Saya ingin menulis ini bukan hanya sebagai pelipur lara, tapi sebagai bentuk penghormatan. Sebagai upaya saya menjaga warisan Bapak, bukan harta, bukan gelar, tetapi nilai-nilai hidup yang begitu bermakna.
Mari Kita masuk Inilah Ceritannya?
14 Oktober 2024, Ayah saya menjalani operasi prostat. Di usia senjanya, ia tetap kuat menghadapi segala proses medis yang melelahkan. Saya ingat saat menunggu di luar ruang operasi, dada saya sesak oleh rasa cemas. Tapi saat operasi selesai, dan Ayah bisa tersenyum kepada saya, seolah semua kecemasan itu sirna. Kami semua berharap itu adalah awal dari kesembuhan.
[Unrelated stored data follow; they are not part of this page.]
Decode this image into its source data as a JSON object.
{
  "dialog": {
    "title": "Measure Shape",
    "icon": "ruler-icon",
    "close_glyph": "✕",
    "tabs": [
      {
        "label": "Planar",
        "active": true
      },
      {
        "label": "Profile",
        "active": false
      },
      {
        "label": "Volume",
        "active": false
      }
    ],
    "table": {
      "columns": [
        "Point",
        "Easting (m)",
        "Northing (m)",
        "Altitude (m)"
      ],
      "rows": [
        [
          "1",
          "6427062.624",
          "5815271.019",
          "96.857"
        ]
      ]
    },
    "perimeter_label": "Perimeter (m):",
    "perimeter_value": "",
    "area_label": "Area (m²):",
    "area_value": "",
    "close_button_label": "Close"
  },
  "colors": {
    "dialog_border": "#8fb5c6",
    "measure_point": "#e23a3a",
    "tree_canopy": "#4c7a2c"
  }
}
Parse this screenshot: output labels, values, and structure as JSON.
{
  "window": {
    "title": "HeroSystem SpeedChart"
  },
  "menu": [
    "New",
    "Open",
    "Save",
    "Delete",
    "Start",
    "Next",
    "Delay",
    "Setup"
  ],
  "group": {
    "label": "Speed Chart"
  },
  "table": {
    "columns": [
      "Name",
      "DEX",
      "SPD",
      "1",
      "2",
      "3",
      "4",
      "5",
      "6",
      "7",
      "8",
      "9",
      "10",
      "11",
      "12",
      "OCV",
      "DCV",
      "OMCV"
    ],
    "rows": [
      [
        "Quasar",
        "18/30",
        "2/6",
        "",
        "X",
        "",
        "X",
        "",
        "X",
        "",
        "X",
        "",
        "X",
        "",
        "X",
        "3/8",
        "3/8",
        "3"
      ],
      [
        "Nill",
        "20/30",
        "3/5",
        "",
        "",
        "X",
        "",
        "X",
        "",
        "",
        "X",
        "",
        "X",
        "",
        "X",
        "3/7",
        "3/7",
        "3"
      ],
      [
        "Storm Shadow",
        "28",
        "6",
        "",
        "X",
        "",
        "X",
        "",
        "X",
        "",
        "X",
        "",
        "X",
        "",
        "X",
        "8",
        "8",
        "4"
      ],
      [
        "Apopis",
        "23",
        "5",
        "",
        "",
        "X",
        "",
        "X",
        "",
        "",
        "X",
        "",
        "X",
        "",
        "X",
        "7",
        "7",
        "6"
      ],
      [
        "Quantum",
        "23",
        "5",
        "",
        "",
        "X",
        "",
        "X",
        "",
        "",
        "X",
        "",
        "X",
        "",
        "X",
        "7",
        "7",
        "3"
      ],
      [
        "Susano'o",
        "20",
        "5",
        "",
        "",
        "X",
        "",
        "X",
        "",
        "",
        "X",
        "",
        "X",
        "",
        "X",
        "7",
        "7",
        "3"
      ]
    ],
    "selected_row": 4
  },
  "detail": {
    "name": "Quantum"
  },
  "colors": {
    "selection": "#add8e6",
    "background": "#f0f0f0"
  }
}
Namun harapan itu tak berjalan semulus doa. Tiga bulan pasca operasi, Ayah mulai sering mengeluh. Nafsu makannya menurun, pinggangnya terasa nyeri luar biasa, dan yang paling membuat kami panik, urin bercampur darah. Ada sesuatu yang tak beres. Hati saya gelisah, tapi Ayah tetap tegar, meski sorot matanya mulai kehilangan sinar.
Saya membawanya kembali ke dokter yang dulu mengoperasinya. Di ruangan itu, waktu seakan berhenti. Dokter menatap kami dalam diam sebelum akhirnya berkata:
"Bapak terkena kanker prostat ganas." Kata dokter.
Saya terpukul. Dunia seperti berhenti berputar. Mata saya mulai basah. Namun saat saya menoleh ke Bapak, ia tersenyum tipis, menahan tangis.
"Jangan bersedih, ini hanya penyakit biasa," katanya.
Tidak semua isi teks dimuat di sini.